# Economies of Scope

Economies of scope represent the production efficiency which enables a firm to produce more than one products at a cost which is lower than the sum of stand-alone costs of each product.

Economies of scope can occur, for example, when the by-product of a firm’s main production process can be used to produce another product cheaply, when the firm has a fixed resource such as a license which can be used to offer new products at minimal additional cost, when the firm’s supply chain can be leveraged to introduce another product at no additional cost, etc.

## Example

Let’s consider a firm which operates a sugar mill. It processes 50,000 tons of sugar cane to produce 30,000 tons of sugar at a total cost of $15 million. The production process has a significant by-product which is sold at nominal price. If the firm decides to process the by-product in-house to produce ethyl alcohol, it would be able to produce 20,000 tons at a total cost of$3 million. Production of the same quantity of ethyl alcohol at a stand-alone facility would cost $6 million. This exhibits economies of scope because the firm can produce 30,000 tons of sugar and 20,000 tons of ethyl alcohol at a total cost of$18 million (=$15 million plus$3 million), which is lower than the combined stand-alone cost of sugar and ethyl alcohol i.e. $21 million (=$15 million plus \$6 million).

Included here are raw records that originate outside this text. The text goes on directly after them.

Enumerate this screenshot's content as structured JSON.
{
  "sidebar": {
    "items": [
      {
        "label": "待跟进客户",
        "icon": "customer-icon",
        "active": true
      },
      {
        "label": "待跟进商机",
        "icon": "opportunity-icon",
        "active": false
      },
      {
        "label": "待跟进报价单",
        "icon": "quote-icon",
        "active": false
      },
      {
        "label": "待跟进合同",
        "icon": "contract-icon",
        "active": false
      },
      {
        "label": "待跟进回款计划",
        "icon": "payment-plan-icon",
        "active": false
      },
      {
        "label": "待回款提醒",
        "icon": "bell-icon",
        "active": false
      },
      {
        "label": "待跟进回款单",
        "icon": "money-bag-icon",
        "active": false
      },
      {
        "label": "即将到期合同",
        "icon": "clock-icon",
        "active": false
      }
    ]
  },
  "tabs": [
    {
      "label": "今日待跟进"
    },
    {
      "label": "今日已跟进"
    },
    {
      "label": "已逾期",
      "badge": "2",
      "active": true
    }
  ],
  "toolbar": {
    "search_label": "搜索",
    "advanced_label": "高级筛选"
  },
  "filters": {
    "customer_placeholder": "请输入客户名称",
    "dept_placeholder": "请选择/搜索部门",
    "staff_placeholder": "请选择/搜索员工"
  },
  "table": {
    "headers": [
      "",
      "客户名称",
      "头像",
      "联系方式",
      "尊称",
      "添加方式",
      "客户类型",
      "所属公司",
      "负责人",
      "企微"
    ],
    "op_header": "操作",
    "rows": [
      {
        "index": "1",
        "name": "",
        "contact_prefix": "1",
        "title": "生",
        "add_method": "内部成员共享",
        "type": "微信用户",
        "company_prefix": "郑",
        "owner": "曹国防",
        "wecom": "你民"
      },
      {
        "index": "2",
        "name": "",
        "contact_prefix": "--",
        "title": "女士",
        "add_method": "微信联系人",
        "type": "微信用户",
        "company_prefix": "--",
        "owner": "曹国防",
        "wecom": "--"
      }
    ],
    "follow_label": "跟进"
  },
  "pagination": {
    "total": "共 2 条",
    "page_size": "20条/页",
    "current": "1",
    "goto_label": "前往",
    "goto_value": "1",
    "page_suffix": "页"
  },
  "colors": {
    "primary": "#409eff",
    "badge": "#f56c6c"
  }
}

### Degree of economies of scope

Economies of scope exist when the combined cost of q1 and q2 is less than the sum of stand-alone cost of q1 and q2.

The degree of economies of scope is calculated using the following equation:

$$\text{DSC}=\frac{\text{TC}(\text{q} _ \text{1})+\text{TC}(\text{q} _ \text{2})-\text{TC}(\text{q} _ \text{1} \text{,} \text{q} _ \text{2})}{\text{TC}(\text{q} _ \text{1} \text{,} \text{q} _ \text{2})}$$

If the degree of economies of scope is positive, scope economies exist, and it is better to produce the two products together. If the value is zero, there are neither economies of scope nor diseconomies of scope.

## Graph

Economies of scope can be represented graphically by plotting a production possibility frontier. Where the economies of scope exist, the production possibility frontier is bowed out i.e. it is concave. This curve is also called product transformation curve.

Let’s modify our sugar mill example in terms of volume of inputs. Assume that the 50,000 tons of sugar cane can be processed by a sugar mill to produce 40,000 tons of sugar or by a chemical manufacturer to produce 40,000 tons of ethyl alcohol. But a single firm can use 50,000 tons to produce 30,000 tons of sugar and 20,000 tons of sugar. This shows that the combined output is higher as shown in the graph below.

### Economies of scope vs diseconomies of scope

There might be a situation in which the combined production of two goods escalate the costs such that the combined cost of the two products is higher than the sum of the stand-alone costs of each product. Such a situation exhibits diseconomies of scope.

When the value of degree of economies of scope is negative, there are diseconomies of scope i.e. it is better to produce both products independently because the combined cost is higher than the sum of stand-alone costs.